Dirigida por Luc Knowles, la cinta sigue la historia de Hugo (interpretado por Piper, quien también ejerce como productor), un joven de barrio que lucha a contrarreloj para conseguir el dinero del alquiler y evitar el desahucio junto a su hermana. Los creadores han buscado desmarcarse de los estereotipos habituales de la periferia para plasmar a «chavales normales» en lugar de delincuentes. El rodaje se desarrolló íntegramente en el barrio madrileño de Tetuán, una ubicación que los actores describen como un personaje vital de la trama y que ejemplifica el grave problema de la gentrificación.
Ambos intérpretes han reconocido que el guion cuenta con importantes tintes autobiográficos, ya que revivieron sus propios inicios en Madrid cuando pasaban largas temporadas desempleados buscando la manera de pagar el piso. Cáceres ha calificado el hecho de independizarse en la actualidad como un auténtico «lujo» y una situación de absoluto privilegio, confesando que incluso para él, gozando de una estabilidad laboral media dentro de la profesión, resulta sumamente complejo sostenerse económicamente en la capital.

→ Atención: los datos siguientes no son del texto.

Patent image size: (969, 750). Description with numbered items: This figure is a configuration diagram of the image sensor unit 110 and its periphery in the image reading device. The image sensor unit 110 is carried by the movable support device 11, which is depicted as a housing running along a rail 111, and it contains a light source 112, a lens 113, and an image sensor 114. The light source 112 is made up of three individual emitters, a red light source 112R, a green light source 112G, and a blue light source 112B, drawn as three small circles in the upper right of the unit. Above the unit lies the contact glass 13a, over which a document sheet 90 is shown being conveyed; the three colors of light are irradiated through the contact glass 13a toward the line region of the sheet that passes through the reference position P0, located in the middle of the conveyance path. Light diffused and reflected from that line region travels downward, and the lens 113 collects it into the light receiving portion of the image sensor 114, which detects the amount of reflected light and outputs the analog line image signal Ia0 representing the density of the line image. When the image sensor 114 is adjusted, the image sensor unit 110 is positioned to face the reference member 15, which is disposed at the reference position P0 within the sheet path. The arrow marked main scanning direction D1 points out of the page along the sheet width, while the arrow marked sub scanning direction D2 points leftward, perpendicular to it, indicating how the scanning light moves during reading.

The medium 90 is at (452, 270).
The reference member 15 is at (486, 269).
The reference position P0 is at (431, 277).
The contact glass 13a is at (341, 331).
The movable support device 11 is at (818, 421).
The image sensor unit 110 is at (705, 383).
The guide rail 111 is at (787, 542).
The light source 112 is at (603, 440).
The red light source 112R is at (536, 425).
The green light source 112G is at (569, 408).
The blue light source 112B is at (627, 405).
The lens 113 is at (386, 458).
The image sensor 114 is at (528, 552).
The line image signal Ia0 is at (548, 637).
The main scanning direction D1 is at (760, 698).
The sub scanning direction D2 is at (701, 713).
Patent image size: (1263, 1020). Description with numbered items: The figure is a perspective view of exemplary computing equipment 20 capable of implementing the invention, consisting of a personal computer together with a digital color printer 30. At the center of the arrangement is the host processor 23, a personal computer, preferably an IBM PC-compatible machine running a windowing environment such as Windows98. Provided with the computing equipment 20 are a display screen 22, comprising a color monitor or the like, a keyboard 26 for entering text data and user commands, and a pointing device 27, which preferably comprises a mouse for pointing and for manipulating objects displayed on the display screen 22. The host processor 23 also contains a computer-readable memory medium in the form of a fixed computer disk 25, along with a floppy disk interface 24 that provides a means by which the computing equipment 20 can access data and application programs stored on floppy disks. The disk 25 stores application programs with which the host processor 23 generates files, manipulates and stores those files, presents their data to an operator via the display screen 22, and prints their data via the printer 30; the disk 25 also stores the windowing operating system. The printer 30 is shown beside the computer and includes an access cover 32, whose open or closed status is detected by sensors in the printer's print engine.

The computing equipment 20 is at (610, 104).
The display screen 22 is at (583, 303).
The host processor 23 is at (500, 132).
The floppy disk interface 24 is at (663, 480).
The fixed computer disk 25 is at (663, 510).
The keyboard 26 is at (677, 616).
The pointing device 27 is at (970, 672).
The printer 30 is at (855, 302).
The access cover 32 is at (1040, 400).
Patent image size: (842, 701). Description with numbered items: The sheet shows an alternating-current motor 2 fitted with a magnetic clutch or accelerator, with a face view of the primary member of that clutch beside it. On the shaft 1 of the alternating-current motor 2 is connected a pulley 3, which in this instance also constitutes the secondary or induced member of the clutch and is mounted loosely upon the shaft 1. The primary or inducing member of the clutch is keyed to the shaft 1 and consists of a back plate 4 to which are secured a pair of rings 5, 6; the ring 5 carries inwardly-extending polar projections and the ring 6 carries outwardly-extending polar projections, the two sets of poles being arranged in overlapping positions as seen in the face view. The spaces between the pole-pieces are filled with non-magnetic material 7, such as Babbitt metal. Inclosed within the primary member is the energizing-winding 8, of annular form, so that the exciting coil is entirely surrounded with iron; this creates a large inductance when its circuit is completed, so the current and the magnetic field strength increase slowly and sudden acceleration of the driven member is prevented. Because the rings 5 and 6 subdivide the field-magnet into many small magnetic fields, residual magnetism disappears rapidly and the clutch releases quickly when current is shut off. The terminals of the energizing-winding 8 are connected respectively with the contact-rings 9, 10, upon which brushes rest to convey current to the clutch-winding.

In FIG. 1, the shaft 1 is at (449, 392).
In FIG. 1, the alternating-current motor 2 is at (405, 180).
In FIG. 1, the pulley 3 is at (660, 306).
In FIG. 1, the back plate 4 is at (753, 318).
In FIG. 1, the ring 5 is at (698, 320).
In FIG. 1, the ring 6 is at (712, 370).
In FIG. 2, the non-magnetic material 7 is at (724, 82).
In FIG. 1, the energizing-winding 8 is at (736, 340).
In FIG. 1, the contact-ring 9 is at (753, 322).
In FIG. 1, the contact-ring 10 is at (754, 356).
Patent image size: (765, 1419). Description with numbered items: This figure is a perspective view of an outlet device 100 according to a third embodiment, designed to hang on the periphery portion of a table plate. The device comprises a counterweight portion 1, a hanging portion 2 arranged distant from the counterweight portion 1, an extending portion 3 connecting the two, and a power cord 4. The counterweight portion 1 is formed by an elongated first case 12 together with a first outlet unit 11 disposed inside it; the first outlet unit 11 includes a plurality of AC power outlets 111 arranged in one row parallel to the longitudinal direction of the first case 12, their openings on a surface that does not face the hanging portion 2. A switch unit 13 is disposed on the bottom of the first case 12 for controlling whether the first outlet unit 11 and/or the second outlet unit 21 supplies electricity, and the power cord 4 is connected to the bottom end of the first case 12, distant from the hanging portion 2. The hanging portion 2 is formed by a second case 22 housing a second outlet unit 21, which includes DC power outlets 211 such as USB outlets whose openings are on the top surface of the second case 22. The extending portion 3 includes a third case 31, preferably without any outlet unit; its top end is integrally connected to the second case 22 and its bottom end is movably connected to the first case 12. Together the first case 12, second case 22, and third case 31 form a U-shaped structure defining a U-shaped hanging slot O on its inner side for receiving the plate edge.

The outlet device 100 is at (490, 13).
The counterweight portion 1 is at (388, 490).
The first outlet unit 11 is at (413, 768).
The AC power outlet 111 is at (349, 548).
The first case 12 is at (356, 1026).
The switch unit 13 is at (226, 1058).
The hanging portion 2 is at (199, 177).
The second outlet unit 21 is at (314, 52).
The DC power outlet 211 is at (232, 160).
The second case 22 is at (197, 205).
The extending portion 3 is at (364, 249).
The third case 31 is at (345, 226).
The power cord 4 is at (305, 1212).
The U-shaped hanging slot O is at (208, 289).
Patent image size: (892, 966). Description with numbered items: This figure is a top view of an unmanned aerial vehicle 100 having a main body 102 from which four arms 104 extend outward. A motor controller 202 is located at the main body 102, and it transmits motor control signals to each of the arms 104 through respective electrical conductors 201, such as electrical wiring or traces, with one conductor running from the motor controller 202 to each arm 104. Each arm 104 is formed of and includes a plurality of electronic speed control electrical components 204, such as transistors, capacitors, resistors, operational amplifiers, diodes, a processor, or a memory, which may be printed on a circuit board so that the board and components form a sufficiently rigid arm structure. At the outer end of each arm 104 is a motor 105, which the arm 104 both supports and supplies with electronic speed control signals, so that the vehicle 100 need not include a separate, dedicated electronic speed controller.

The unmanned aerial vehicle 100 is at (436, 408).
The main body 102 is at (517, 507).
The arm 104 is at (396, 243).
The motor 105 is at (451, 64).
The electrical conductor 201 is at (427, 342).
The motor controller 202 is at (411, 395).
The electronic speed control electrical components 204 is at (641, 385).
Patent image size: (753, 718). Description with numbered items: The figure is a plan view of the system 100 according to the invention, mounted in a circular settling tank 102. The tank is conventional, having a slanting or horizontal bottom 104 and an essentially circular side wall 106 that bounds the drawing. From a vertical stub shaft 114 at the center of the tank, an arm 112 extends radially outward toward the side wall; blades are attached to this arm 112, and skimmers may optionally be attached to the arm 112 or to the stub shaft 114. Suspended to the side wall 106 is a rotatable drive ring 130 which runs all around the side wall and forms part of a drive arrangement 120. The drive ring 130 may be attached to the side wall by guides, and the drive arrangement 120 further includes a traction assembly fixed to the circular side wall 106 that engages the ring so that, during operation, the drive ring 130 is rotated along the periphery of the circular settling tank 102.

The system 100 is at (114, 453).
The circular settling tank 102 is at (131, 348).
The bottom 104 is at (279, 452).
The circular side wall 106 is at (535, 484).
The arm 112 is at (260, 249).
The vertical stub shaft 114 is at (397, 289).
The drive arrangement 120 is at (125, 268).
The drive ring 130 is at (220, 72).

La implicación de Arón Piper en la producción responde también a su deseo de dar voz a proyectos cinematográficos más pequeños y menos ambiciosos en lo financiero, pero con narrativas auténticas. Durante la promoción, el actor también lamentó la transformación urbana que sufren distritos tradicionales como Tetuán, donde la subida descontrolada de los precios termina expulsando de forma sistemática a los vecinos de toda la vida hacia zonas cada vez más periféricas.
Los protagonistas han arremetido contra la proliferación de discursos de éxito y dinero fácil que inundan las redes sociales. Piper ha advertido sobre el profundo daño psicológico que causan estos mensajes de emprendimiento agresivo, que transmiten la falsa idea de que no ser millonario antes de cierta edad equivale a ser un fracasado. Cáceres concluyó alertando de que estas expectativas irreales en torno a la riqueza material solo generan frustración, ansiedad y depresiones en una juventud que necesita poner en valor los pequeños sueños del día a día.